Lisa Wright and Anton Noble from Assist Trauma Care were invited to speak at last month’s workshop. Assist Trauma Care provides support to those dealing with traumatic bereavement.

Anton Noble is a former offender who now commits his time to the youth in Coventry. He takes to the streets in a minivan, aiming to break the cycle of gang violence.

“A lot of youths get kicked out of school, because the teachers, many of them don’t have the time so they just send them out instead of getting to know the kid on a one to one basis.

“This is what I and the team do for the kids. We support the youth that are in that background but can’t speak up for themselves.”

Anton has lost close friends, but the trauma has not stopped him moving forward.

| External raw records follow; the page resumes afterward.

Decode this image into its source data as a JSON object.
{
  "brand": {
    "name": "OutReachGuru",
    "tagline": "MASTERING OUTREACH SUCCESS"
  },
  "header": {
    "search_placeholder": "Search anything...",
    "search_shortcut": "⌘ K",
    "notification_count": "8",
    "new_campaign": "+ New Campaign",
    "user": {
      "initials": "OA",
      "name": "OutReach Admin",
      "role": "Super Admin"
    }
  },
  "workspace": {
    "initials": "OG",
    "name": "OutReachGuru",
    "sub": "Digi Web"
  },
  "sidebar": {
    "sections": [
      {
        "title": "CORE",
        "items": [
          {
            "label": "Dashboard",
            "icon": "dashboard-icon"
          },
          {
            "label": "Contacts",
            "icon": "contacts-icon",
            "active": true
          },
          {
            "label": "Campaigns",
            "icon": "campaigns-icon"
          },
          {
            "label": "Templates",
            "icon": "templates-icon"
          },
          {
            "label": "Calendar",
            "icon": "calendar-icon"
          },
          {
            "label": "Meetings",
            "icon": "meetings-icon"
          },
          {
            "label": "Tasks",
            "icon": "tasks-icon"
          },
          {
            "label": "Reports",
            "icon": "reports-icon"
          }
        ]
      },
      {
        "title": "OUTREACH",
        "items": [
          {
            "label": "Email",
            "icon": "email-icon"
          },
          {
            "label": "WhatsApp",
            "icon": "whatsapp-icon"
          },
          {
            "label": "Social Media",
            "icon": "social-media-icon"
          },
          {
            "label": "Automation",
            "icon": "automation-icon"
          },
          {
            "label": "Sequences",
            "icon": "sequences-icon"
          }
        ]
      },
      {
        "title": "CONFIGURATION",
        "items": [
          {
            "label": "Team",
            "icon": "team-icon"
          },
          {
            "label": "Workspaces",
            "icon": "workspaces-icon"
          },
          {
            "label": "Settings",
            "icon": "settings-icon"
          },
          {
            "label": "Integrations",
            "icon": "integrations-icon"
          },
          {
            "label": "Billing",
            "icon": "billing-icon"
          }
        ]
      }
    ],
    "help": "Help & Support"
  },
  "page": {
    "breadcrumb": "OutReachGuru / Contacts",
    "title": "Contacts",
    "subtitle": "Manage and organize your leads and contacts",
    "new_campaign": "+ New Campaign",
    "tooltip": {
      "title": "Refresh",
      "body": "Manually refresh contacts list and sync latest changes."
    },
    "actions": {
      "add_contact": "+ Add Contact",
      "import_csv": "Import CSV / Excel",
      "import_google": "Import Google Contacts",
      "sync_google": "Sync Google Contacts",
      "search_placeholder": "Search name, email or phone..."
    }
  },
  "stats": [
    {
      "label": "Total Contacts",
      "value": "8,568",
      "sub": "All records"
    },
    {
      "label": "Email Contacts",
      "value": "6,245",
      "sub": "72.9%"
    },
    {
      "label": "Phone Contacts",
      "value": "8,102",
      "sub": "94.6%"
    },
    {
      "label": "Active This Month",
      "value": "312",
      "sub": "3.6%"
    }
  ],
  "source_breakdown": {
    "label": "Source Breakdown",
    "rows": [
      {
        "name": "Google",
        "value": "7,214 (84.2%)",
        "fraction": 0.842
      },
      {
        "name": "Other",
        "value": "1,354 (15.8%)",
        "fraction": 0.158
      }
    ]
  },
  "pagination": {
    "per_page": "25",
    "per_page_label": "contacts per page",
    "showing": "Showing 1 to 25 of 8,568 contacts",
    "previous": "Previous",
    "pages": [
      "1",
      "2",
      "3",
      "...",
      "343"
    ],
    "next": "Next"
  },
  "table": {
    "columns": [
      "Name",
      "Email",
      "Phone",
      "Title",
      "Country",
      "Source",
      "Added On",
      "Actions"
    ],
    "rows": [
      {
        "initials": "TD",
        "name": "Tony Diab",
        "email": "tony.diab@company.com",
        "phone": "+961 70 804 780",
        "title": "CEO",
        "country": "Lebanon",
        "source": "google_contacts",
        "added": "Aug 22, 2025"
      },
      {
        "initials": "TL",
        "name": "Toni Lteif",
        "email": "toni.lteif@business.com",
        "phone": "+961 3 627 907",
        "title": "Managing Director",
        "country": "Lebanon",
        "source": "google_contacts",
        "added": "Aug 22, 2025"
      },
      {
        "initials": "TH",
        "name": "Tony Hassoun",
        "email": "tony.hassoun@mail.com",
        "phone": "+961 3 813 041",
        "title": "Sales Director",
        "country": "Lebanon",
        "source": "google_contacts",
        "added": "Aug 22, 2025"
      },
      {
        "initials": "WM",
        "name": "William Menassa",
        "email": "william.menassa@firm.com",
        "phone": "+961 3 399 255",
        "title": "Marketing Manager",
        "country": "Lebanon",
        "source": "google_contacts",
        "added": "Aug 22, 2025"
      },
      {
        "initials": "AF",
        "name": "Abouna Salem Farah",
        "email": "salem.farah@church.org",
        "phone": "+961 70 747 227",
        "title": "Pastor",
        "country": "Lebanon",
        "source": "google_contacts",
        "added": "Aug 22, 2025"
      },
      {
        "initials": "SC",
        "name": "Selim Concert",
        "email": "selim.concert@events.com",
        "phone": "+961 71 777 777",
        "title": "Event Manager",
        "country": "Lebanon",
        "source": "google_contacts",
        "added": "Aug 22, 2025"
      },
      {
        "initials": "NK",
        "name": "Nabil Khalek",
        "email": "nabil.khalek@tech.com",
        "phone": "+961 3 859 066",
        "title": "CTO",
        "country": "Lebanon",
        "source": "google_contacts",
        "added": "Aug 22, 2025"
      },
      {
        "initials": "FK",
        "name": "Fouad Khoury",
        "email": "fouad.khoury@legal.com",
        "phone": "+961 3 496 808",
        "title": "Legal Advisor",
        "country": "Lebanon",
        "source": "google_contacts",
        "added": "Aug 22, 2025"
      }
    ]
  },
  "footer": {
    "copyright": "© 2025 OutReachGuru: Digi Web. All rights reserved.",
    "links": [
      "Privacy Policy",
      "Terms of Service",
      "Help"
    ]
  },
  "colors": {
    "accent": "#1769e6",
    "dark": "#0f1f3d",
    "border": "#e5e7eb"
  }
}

“With loss, I don’t think you get over it, you get stronger.

“And I think the best thing that I’ve learnt with loss is if you can’t get over it you can look over it.

“And when I say you look over it. it’s not just that you carry on with your lives like it’s not there, but you carry on to make it positive.”

Lisa Wright runs Assist Trauma Care support groups for grieving parents. Her years doing so has highlighted how lonely such loss can leave one feeling.

“Human beings try to be very kind and understanding when they know another person has lost somebody.

“But I think when you lose a child, there are people who make very crass comments.

“I’ve had parents say to me ‘somebody came up to me and said I know how you feel I lost my mother last year’.

“And it’s not comparable, it really isn’t.”

But Lisa stressed that support which Sound Waves provides can help the grieving feel less isolating.

“The journey that you are on as grieving parents is huge, it’s not wholly recognised and it can be very lonely.

“What is wonderful is to know that there is this group, there is support and there is a reaching out you can do.”

Sound Waves has workshops for grieving parents planned in the future. Details of which will be published on our website and social media.

Our next meeting will be on 17 December 2020 at 5:30pm.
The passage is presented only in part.